Savaş ile barış arasındaki o ince sınır…
Bu arada Sermet Yeşil, özellikle son zamanlarda sayıları artmaya başlayan ve daha çok sınırlarımız içersinde cereyan eden kanlı çarpışmaları konu alan dizilerin “yumuşak karnına” ilişkin çok önemli bir noktayı da tiyatro estetiği düzeyinde bir ‘ince’ uyarı ile gündeme getiriyor. Bu uyarı, zihinlerimizde şekillenebilecek şu soru ile çok yakından ilintili: “Savaşa ve silahlara karşı çıkalım derken, sakın genç dimağlarda bu kötülüklere yönelik gizli bir eğilimi de körükleme tehlikesiyle karşılaşmayalım?”
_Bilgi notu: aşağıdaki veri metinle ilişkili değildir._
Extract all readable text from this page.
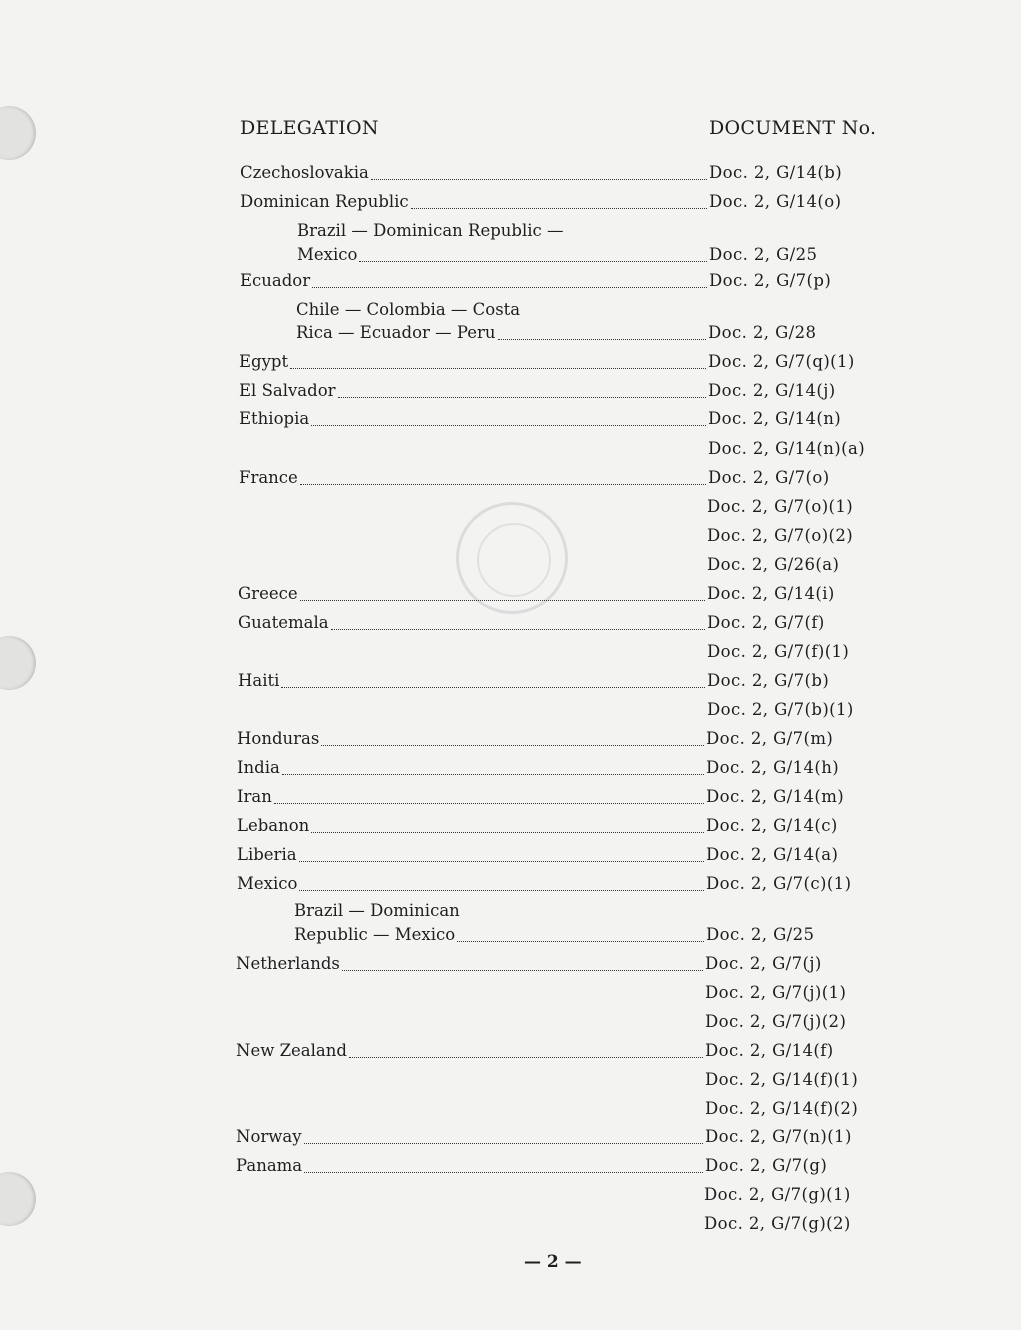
DELEGATION	DOCUMENT No.
Czechoslovakia	Doc. 2, G/14(b)
Dominican Republic	Doc. 2, G/14(o)
Brazil — Dominican Republic —
Mexico	Doc. 2, G/25
Ecuador	Doc. 2, G/7(p)
Chile — Colombia — Costa
Rica — Ecuador — Peru	Doc. 2, G/28
Egypt	Doc. 2, G/7(q)(1)
El Salvador	Doc. 2, G/14(j)
Ethiopia	Doc. 2, G/14(n)
Doc. 2, G/14(n)(a)
France	Doc. 2, G/7(o)
Doc. 2, G/7(o)(1)
Doc. 2, G/7(o)(2)
Doc. 2, G/26(a)
Greece	Doc. 2, G/14(i)
Guatemala	Doc. 2, G/7(f)
Doc. 2, G/7(f)(1)
Haiti	Doc. 2, G/7(b)
Doc. 2, G/7(b)(1)
Honduras	Doc. 2, G/7(m)
India	Doc. 2, G/14(h)
Iran	Doc. 2, G/14(m)
Lebanon	Doc. 2, G/14(c)
Liberia	Doc. 2, G/14(a)
Mexico	Doc. 2, G/7(c)(1)
Brazil — Dominican
Republic — Mexico	Doc. 2, G/25
Netherlands	Doc. 2, G/7(j)
Doc. 2, G/7(j)(1)
Doc. 2, G/7(j)(2)
New Zealand	Doc. 2, G/14(f)
Doc. 2, G/14(f)(1)
Doc. 2, G/14(f)(2)
Norway	Doc. 2, G/7(n)(1)
Panama	Doc. 2, G/7(g)
Doc. 2, G/7(g)(1)
Doc. 2, G/7(g)(2)
— 2 —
Sermet Yeşil’in bu bağlamdaki uyarısı şöyle: Ekranlarda ve sahnelerde savaşa ve silahlara karşı çıkarken, sakın “doz aşımı” nedeniyle her an çıkıp sokakta birbirini öldürebilecek insanlar yaratma tehlikesiyle yüz yüze gelmeyelim?
Bu, ancak Sermet Yeşil gibi toplumsal sorumluluğu asla sanat uygulamasından soyutlamayan bir sanatçıdan gelebilecek bir uyarıdır.